L’UMORISMO IN FREUD Nel motto di spirito, Freud rintraccia la compresenza di due tecniche: uno “spirito di parole”, che agisce sulle singole parole e sui loro rapporti, e uno “spirito di pensiero”, che invece agisce a livello concettuale, utilizzando una logica densa di controsensi, come nel linguaggio onirico. Inoltre egli distingue i motti astratti (ovvero innocenti, puro divertimento), che traggono il piacere solo dal gioco tecnico fine a se stesso, dai motti tendenziosi, in cui la fonte di piacere è al tempo stesso la soddisfazione di un desiderio represso collegato alla specificità del singolo motto, rispondendo a fini osceni (quando investono la sfera della sessualità), ostili (quando sono portatori di istanze di aggressività), scettici (quando assalgono lo statuto delle nostre conoscenze e certezze). Il motto tendenzioso “adoperando ‘il piacere dell’arguzia come piacere preliminare’ si pone al servizio della tendenza di generare nuovo piacere sbarazzandosi dall’effetto complicante di repressioni e rimozioni.

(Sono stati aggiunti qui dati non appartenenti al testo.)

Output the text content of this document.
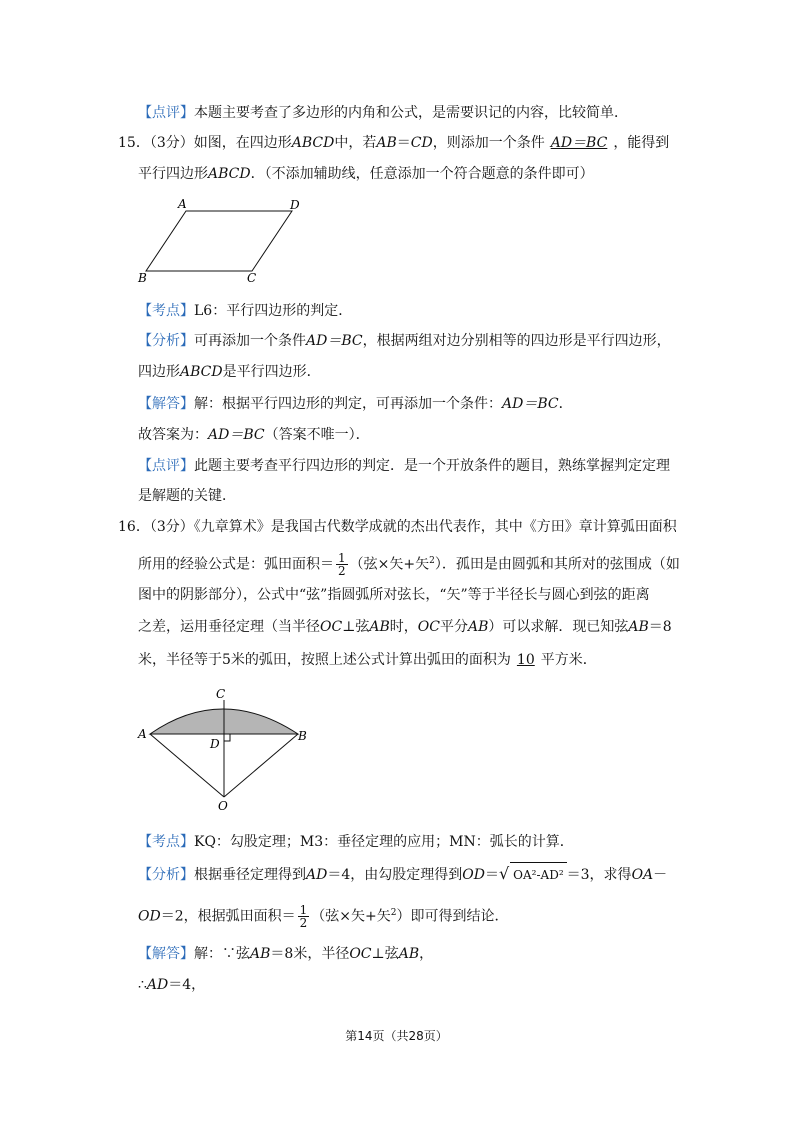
【点评】本题主要考查了多边形的内角和公式，是需要识记的内容，比较简单．
15．（3分）如图，在四边形ABCD中，若AB＝CD，则添加一个条件 AD＝BC ，能得到
平行四边形ABCD．（不添加辅助线，任意添加一个符合题意的条件即可）
A	D
B	C
【考点】L6：平行四边形的判定．
【分析】可再添加一个条件AD＝BC，根据两组对边分别相等的四边形是平行四边形，
四边形ABCD是平行四边形．
【解答】解：根据平行四边形的判定，可再添加一个条件：AD＝BC．
故答案为：AD＝BC（答案不唯一）．
【点评】此题主要考查平行四边形的判定．是一个开放条件的题目，熟练掌握判定定理
是解题的关键．
16．（3分）《九章算术》是我国古代数学成就的杰出代表作，其中《方田》章计算弧田面积
所用的经验公式是：弧田面积＝ $\frac{1}{2}$ （弦×矢+矢$^2$）．孤田是由圆弧和其所对的弦围成（如
图中的阴影部分），公式中“弦”指圆弧所对弦长，“矢”等于半径长与圆心到弦的距离
之差，运用垂径定理（当半径OC⊥弦AB时，OC平分AB）可以求解．现已知弦AB＝8
米，半径等于5米的弧田，按照上述公式计算出弧田的面积为 10 平方米．
C
A	B
D
O
【考点】KQ：勾股定理；M3：垂径定理的应用；MN：弧长的计算．
【分析】根据垂径定理得到AD＝4，由勾股定理得到OD＝√ OA²-AD² ＝3，求得OA－
OD＝2，根据弧田面积＝ $\frac{1}{2}$ （弦×矢+矢$^2$）即可得到结论．
【解答】解：∵弦AB＝8米，半径OC⊥弦AB，
∴AD＝4，
第14页（共28页）
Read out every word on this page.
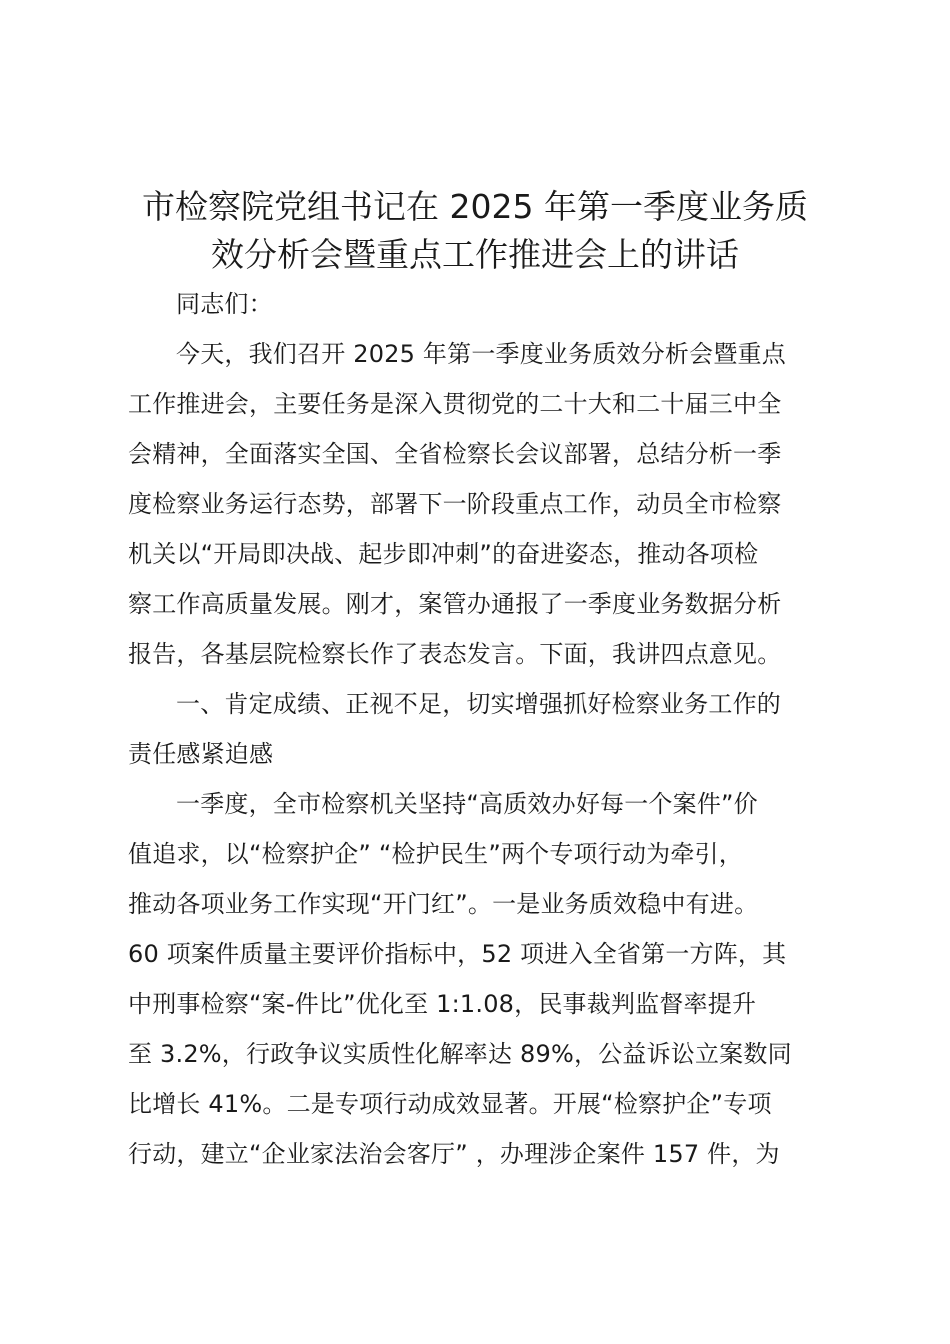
市检察院党组书记在 2025 年第一季度业务质
效分析会暨重点工作推进会上的讲话
同志们：
今天，我们召开 2025 年第一季度业务质效分析会暨重点
工作推进会，主要任务是深入贯彻党的二十大和二十届三中全
会精神，全面落实全国、全省检察长会议部署，总结分析一季
度检察业务运行态势，部署下一阶段重点工作，动员全市检察
机关以“开局即决战、起步即冲刺”的奋进姿态，推动各项检
察工作高质量发展。刚才，案管办通报了一季度业务数据分析
报告，各基层院检察长作了表态发言。下面，我讲四点意见。
一、肯定成绩、正视不足，切实增强抓好检察业务工作的
责任感紧迫感
一季度，全市检察机关坚持“高质效办好每一个案件”价
值追求，以“检察护企” “检护民生”两个专项行动为牵引，
推动各项业务工作实现“开门红”。一是业务质效稳中有进。
60 项案件质量主要评价指标中，52 项进入全省第一方阵，其
中刑事检察“案-件比”优化至 1:1.08，民事裁判监督率提升
至 3.2%，行政争议实质性化解率达 89%，公益诉讼立案数同
比增长 41%。二是专项行动成效显著。开展“检察护企”专项
行动，建立“企业家法治会客厅” ，办理涉企案件 157 件，为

L’UMORISMO IN FREUD Freud afferma che il carattere arguto dei motti va cercato nella loro tecnica e nella loro forma linguistica. La forma del motto, o meglio, la successione delle parole, di solito si basa su questo schema generale: c’è la prima parte del motto che crea l’immagine nell’ascoltatore (immagine A), poi c’è la seconda parte che crea una seconda immagine (immagine B) che si annulla subito, trascinando con sé anche l’immagine A e dando vita all’immagine C che è l’effetto comico. Egli cita come esempio di motto di spirito particolarmente riuscito il seguente: «Il tenore di vita dei coniugi X è piuttosto elevato; secondo alcuni il marito deve avere guadagnato molto ed essersi poi un po’ adagiato, secondo altri è invece la moglie che si è un po’ adagiata e così ha guadagnato molto» (Freud 1905). Si tratta di un motto molto semplice che si fonda sull’inversione di due frasi sull’impiego molteplice dello stesso materiale giocando sul doppio senso equivoco.

L’UMORISMO IN FREUD L’umorismo è visto da Freud come un meccanismo di difesa maturo, proprio di un Io stabile, che serve a gestire le comuni richieste pulsionali, permette l’adattamento e scongiura lo sviluppo di patologie. Attraverso battute, comicità e umorismo si risparmia infatti energia psichica che, inutilizzata per i normali scopi, viene rilasciata sotto forma di risata. Se la comicità implica una sorta di regressione comportamentale a livello infantile, l’umorismo emerge invece in situazioni di difficoltà e disagio. Freud ne coglie l’accezione più aulica, sostenendo che “l’umorismo non è rassegnato, ma è una gioia trionfante e rappresenta la vittoria del principio del piacere (…). Nella battuta di spirito il piacere infantile serve a liberare le tendenze aggressive: nell’umorismo un risparmio emotivo riattiva un giocoso stato narcisistico, durante il quale il super ego tratta l’ego con amorevolezza e senza abituale severità” (Freud, L’umorismo, 1927).